When an angry contractor threatens Choko with a knife, Domoto's inner chivalry bursts forth, and he defends "milady" Choko by grabbing the attacker's knife with his bare hand. Once Choko's recovered her composure, however, Domoto reverts to his ruthless taskmaster personality, a seeming Jekyll-chan and Hyde-kaicho. With this formula in place, Butterflies, Flowers plays a lot like a sitcom with "My Crazy Boss!" as the cause of all of the wacky antics. It's unrealistic and silly, but it's also a heck of a lot of fun.
 
Butterflies, Flowers is successful for two reasons: First, its utter lack of shame, and second, Yoshihara's talent for coming up with gags, both visual and situational. Though there's no nudity in this first volume, the plastic wrap is warranted, as the language and innuendo is frank and direct. It's all the more amusing because the characters initially seem so straight-laced. Choko's transformations into superdeformed mode, yaoi gags, and an endless series of Gundam references add to the silly atmosphere. There does to be a serious plot that Yoshihara's trying to advance as well, but it's kept to the side in this volume to let the humor shine through. The strength of the later volumes will likely depend on if she's able to keep the gags varied enough, and if she's able to develop the characters enough to make the dramatic plot seem plausible.

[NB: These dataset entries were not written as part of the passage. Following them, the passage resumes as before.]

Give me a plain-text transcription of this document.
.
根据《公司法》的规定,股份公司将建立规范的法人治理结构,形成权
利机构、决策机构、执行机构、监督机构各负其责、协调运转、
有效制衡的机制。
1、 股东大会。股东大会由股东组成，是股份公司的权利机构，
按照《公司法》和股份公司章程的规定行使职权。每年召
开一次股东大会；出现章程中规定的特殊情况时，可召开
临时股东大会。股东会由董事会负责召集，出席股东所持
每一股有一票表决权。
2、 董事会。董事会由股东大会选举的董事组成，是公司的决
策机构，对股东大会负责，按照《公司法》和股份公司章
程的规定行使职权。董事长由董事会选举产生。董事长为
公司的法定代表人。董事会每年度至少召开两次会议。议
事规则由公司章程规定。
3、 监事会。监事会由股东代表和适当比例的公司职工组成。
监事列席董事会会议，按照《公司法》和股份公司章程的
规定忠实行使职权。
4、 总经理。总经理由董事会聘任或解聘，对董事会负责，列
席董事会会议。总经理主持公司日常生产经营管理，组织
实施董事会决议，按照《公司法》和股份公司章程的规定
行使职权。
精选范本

I'm looking forward to finding out where it goes from here.
 
In Conclusion:
Equal parts sitcom, smut, and gag manga, Butterflies, Flowers is a josei manga that starts out on the right foot. At this point, it's hard to take the relationship between Choko and Domoto seriously, but Yoshihara's focus in this first volume is foremost on the wacky humor. Come into this series hungry for pure shamelessness, and you won't be disappointed.